While the game was quickly canned by the studio and it was never officially announced, Kotaku published a short article on the game in 2013, showing off remaining concept art created by Obsidian and sharing a few details on its gameplay:

“BackSpace is a single-player action-RPG set in a scifi space environment with simple elements of time travel. The combat is paced similarly to Skyrim, but slightly faster since there is no concept of blocking. The easiest way to look at it is a mix of Mass Effect, Borderlands, and System Shock 2 for gameplay and setting.”

“It was to be developed in some sort of partnership with Bethesda, I’ve heard, and it’d use the same engine as their ridiculously-successful role-playing game Skyrim. Although BackSpace wasn’t an open-world game, players would be able to travel between a number of planets as well as one large space station.”

“This station is huge,” a BackSpace design document reads. “It can be compared in size to The Citadel of Mass Effect [or] Babylon 5. The station has several locations devoted to diverse research fields which would allow us to have vegetation overgrowth, high-tech disasters, and mutations of science as visual themes.”

“[…] a technical error would fling your character ten years into the future, and you’d spend a bulk of the game hopping back and forth between the time of the attack and a dismal, alien-occupied future. Quests in the game would task you with hopping between timelines in an attempt to save humankind.”

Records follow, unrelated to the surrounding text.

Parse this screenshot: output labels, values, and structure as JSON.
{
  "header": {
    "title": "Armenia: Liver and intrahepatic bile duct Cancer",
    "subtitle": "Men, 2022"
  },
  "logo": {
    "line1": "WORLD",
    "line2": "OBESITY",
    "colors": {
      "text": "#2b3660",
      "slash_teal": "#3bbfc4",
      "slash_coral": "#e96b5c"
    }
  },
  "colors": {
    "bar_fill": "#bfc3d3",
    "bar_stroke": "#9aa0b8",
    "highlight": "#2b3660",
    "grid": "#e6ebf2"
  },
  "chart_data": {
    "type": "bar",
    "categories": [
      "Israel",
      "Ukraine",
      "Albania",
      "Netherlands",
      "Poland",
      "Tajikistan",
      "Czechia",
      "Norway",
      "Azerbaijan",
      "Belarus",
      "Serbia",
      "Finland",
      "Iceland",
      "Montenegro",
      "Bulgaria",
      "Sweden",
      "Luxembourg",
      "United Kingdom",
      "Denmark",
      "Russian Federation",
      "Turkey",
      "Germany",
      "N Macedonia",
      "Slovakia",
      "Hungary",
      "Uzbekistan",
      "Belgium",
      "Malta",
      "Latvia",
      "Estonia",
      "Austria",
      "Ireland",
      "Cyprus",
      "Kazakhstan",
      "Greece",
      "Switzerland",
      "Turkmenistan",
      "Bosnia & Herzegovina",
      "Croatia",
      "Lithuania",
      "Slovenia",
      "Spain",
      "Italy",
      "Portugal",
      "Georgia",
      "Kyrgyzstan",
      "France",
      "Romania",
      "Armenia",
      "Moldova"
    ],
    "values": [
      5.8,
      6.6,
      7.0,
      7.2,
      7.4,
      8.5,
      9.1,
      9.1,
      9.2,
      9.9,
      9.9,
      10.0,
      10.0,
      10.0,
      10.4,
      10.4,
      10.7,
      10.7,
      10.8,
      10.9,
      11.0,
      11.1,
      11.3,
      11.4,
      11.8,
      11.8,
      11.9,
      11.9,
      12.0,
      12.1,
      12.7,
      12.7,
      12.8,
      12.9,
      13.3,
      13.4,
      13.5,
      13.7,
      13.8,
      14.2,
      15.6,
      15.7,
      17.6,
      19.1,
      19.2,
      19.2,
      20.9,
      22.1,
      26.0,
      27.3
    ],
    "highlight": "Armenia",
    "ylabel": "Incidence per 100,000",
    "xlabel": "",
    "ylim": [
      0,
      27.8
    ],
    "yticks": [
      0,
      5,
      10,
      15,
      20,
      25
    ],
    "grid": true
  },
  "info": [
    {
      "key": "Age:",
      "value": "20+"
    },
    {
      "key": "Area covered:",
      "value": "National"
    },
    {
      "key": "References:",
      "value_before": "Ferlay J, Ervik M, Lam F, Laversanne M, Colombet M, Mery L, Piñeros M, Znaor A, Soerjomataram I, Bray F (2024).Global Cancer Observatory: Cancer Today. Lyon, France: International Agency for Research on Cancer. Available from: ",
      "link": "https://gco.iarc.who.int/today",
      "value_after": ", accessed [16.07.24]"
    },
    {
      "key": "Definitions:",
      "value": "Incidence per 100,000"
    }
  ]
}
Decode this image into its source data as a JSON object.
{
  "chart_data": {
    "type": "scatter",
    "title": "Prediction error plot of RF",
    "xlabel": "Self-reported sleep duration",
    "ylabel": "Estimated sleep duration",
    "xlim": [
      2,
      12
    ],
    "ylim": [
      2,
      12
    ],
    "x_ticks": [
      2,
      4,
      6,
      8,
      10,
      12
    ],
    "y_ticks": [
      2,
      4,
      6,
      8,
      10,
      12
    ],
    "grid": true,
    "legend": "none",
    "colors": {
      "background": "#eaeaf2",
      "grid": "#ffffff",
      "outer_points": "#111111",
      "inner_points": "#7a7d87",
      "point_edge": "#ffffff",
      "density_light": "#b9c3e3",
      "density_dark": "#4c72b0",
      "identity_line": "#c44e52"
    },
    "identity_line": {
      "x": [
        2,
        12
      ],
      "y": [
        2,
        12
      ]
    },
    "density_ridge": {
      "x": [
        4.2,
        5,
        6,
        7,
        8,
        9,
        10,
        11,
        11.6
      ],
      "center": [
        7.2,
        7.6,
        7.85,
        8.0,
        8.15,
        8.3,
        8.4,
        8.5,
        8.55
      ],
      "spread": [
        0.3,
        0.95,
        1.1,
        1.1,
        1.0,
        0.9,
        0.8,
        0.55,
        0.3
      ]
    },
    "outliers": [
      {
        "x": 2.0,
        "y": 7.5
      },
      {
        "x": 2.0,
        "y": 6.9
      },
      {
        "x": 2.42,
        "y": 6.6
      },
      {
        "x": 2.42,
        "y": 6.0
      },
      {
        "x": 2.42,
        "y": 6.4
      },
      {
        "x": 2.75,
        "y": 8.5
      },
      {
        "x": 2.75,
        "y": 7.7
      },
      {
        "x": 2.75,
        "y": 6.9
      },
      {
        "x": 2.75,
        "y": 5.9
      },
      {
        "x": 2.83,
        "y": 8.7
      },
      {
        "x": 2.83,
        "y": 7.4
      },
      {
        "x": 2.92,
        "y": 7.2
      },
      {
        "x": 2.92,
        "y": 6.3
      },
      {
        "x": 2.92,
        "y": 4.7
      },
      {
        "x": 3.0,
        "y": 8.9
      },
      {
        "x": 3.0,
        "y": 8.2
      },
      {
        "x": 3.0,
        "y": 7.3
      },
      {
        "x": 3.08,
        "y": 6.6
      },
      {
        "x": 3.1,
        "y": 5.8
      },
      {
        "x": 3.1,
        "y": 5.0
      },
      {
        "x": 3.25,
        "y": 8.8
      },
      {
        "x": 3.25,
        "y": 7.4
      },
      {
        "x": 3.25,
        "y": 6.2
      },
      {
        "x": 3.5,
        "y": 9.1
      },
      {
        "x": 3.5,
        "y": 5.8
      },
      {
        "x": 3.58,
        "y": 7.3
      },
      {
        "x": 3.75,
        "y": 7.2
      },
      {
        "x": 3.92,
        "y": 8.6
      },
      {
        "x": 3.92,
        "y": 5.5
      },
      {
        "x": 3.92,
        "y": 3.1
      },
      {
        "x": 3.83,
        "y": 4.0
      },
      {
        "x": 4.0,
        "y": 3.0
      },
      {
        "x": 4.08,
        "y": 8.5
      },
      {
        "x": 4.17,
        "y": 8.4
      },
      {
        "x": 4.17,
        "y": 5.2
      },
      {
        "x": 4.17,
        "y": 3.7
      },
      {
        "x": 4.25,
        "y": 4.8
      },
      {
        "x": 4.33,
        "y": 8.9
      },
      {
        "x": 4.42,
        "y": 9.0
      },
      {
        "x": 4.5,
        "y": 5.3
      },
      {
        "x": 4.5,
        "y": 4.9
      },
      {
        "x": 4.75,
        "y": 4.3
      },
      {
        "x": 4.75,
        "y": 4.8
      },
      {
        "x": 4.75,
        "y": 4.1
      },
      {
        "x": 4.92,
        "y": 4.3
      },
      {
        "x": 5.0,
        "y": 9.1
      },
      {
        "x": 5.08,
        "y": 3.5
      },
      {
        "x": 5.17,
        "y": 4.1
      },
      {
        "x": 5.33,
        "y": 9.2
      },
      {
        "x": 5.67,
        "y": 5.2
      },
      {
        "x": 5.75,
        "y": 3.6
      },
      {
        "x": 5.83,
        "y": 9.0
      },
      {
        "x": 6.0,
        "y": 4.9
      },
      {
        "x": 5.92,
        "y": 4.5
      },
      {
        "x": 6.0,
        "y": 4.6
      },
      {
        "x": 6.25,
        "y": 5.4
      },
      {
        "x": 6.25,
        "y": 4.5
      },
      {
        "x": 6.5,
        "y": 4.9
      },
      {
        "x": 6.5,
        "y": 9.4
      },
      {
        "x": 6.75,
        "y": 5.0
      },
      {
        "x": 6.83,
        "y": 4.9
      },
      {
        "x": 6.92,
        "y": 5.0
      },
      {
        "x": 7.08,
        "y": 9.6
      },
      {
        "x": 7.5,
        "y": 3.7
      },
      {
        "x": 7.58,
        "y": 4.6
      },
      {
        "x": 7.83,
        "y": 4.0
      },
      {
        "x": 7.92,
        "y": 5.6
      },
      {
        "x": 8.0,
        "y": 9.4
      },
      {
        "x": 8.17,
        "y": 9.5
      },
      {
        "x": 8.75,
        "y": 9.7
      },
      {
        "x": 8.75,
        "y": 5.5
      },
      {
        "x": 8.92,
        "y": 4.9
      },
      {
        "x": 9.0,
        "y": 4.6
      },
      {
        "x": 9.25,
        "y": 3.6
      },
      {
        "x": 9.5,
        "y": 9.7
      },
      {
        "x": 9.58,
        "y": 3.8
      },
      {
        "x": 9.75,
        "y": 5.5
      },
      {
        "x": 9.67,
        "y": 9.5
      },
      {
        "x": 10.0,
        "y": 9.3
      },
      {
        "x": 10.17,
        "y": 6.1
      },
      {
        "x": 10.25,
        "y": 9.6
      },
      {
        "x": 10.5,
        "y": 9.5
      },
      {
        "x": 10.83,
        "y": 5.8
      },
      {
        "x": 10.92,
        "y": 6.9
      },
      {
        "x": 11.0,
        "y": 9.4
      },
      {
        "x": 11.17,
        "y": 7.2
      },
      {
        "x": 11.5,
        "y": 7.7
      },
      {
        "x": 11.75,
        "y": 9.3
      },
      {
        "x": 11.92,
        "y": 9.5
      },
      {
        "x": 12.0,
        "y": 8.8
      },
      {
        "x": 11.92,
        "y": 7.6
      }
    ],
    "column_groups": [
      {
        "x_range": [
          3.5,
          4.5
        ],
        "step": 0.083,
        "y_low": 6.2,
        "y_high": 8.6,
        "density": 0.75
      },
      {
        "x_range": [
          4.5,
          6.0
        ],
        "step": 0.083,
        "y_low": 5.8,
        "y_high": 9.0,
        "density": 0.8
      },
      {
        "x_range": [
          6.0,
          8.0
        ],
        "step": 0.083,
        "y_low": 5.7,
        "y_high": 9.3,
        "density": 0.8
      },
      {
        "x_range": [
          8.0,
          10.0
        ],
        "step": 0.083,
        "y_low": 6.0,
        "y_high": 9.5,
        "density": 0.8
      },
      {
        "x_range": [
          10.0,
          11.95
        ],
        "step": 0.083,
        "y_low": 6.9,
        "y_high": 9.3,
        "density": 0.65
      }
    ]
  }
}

In 2017 Jason replied to a few questions on Reddit, sharing even more details on what happened to BackSpace:

“I was working closely with Bethesda on BackSpace. Since there were no other projects lined up after the Old World Blues team finished their work, I took it upon myself to try to find another project for the company. I reached out to Bethesda and directly asked them what type of game they’d be most interested in publishing next. From there, I started working on a pitch based on a prior game I made, ThreadSpace: Hyperbol (story only, not gameplay). The gameplay was something designed around Bethesda’s interests at the time. No other publishers were pitched on it, to my knowledge, but there was interest from a 3rd party in creating a TV show based on it.

I actually started working on the project a bit before that by myself after hours. Probably as early as October (2010). It was an “after school project” for a very long time, and after a few months, more and more folks would join me after hours to volunteer their time to help. I don’t think we actually worked on it by day until the final month for the prototype. Then the layoffs happened. Then I stuck around for a few more years. Then the big layoffs (including me this time).”

In April 2011 Obsidian had to lay off part of their team, including many of those developers who were working on BackSpace. With financial difficulties in keeping the team active they worked on South Park: The Stick of Truth and many cancelled ventures (such as Stormlands for Microsoft), until they found success on Kickstarter with Pillars of Eternity.